My husband chuckled at me yesterday when I told him I was “afraid' to walk into the local restaurant we picked for dinner. Yes, I was afraid, not terrified, but definitely uncomfortable. I suppose its because I fear being different, not doing things correctly and being regarded as another one of those stupid Americans that comes to the islands without respect of the culture and people who call this their home. Isn't it sad that this is what I think of my own people... that we would be seen as “stupid Americans.” I am sorry if I have offended anyone with that statement.
As I step out on this vacation trying new things, I have to make the choice to step through the fear I have because if I don't make that choice I will just end up sitting in my condo for the entire week watching the Home and Garden Channel, safe but perhaps not very smart.... now that is the definition of a stupid American!!! When I look into the truth behind the fear, I find the real problem is in the lack of knowledge and understanding of my surroundings.
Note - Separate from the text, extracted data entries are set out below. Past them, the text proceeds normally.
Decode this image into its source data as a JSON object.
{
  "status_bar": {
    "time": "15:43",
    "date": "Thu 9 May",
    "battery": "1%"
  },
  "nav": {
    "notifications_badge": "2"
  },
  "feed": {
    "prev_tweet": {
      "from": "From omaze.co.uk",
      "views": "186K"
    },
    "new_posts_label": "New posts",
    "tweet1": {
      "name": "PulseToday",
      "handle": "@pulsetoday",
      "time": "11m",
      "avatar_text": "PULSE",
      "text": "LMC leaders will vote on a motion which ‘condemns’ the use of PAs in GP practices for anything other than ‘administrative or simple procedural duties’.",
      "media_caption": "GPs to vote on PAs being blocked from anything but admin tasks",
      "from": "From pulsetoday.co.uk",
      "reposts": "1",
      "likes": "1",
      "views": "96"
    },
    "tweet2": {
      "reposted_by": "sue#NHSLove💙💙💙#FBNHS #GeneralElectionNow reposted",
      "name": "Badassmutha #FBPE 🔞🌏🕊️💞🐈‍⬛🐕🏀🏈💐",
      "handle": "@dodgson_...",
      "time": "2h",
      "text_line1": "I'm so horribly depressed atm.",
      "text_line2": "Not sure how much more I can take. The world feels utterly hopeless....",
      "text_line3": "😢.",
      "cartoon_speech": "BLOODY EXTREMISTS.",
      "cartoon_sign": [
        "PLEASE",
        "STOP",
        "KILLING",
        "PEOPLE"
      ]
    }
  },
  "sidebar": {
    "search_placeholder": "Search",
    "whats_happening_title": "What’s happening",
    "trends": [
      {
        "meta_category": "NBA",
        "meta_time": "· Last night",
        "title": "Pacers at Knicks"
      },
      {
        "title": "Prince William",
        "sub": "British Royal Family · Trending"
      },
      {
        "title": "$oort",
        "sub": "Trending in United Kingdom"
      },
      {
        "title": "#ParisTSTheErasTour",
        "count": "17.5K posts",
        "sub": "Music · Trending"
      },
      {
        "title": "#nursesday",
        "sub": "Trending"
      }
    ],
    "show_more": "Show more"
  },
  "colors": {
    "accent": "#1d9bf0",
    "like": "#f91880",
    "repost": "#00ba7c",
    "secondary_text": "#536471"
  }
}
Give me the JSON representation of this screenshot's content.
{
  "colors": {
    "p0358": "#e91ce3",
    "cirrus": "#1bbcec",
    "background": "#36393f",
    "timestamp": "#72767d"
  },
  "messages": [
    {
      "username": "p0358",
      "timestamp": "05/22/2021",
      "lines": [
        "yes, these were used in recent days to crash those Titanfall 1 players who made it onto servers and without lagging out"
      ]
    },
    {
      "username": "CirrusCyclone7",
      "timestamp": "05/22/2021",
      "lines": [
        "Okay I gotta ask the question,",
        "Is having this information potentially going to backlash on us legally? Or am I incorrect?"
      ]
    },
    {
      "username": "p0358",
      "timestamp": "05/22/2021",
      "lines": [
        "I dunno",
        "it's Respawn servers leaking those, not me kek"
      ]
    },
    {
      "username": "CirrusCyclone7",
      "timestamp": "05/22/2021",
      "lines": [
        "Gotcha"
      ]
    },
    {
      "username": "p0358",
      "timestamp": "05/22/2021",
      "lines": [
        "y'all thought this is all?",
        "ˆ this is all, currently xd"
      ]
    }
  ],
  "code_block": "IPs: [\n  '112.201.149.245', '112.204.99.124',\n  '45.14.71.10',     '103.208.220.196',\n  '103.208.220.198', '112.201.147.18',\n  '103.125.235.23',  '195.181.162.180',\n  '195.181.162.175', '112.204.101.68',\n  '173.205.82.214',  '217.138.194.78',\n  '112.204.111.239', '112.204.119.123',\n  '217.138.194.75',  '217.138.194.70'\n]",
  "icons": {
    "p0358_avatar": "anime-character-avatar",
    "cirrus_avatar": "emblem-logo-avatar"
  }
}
The real answer isn't to hide and it isn't to just “blend in” because if I were to do that I wouldn't actually learn anything. The only way to find peace in my steps is to humble myself and be willing to learn and absorb what this place has to offer.
Last week in one of my book studies, a topic of discussion was the fact that some people are afraid to embrace the life of a Christian because they are afraid others will view them as one of those Jesus Freaks or Religious Nut-bags. It's true that many of us Christians walk around in fear of the “Jesus Freak” tag... so much that the average person we come in contact with has no idea one way or another where we stand. In other words, we blend in to society as to not stand out... our goal is to fly under the radar for as long as possible yet still be able to say to God... “take me to heaven with you – I am a Christian!”
I would be lying if I told you I don't have the same fear... in fact... I tagged myself with the title “Jesus Freak” on Facebook just so no one else could do it for me. I am a fairly open Christian but the fear is still with me. I fear that I won't get chance to really get to know a person because they will be afraid of my Christianity, meaning they will think I am a hypocritical, judgmental dirt-bag (the Christian version of Stupid American). I'm not saying we should all just run out there and start shouting “Hey... I'm a believer in Christ!!!!” but what I am saying is that maybe we shouldn't be so afraid live like we believe in Christ. Jesus told us to love others the way He has loved us... in that simple action we can show the world what Christianity is without saying a word. Trust me, people will notice.
On the not-so-silent side... a teacher of mine once got me thinking about this... does the world, the people I come in contact with, the people I see on a daily basis, do they know what sports team I like???? Yes. How do they know that? Well, I wear it. Not only physically but mentally. I have dozens of t-shirts that say “Green Bay Packers.” My language and conversations reflect and acknowledge them as a team I follow. For goodness sake, I even named my son Brett after the great Mr. Favre... if that doesn't say “fan” I don't know what does. So why then shouldn't I wear my Christianity the same way? Why shouldn't I show the world that I am a fan of Jesus Christ? I really liked this analogy a lot. So much that I decided to be more purposeful in my physical and mental actions to show Christ's love. I have some really cute Christian t-shirts that I wear proudly and I do my best to speak of my beliefs when it fits... instead of just doing my best to blend in.
After all, what good does being a Christian do if I just keep it all to myself? I don't want to blend in so well that no one sees the difference Christ has made in my life. That would be like paying thousands of dollars to sit in a Cayman Islands condo just to watch the Home and Garden Channel (stupid American). Well, I've got to go put on my “Sin Stinks” t-shirt and take in some snorkling at Rum Point! See ya later!!!!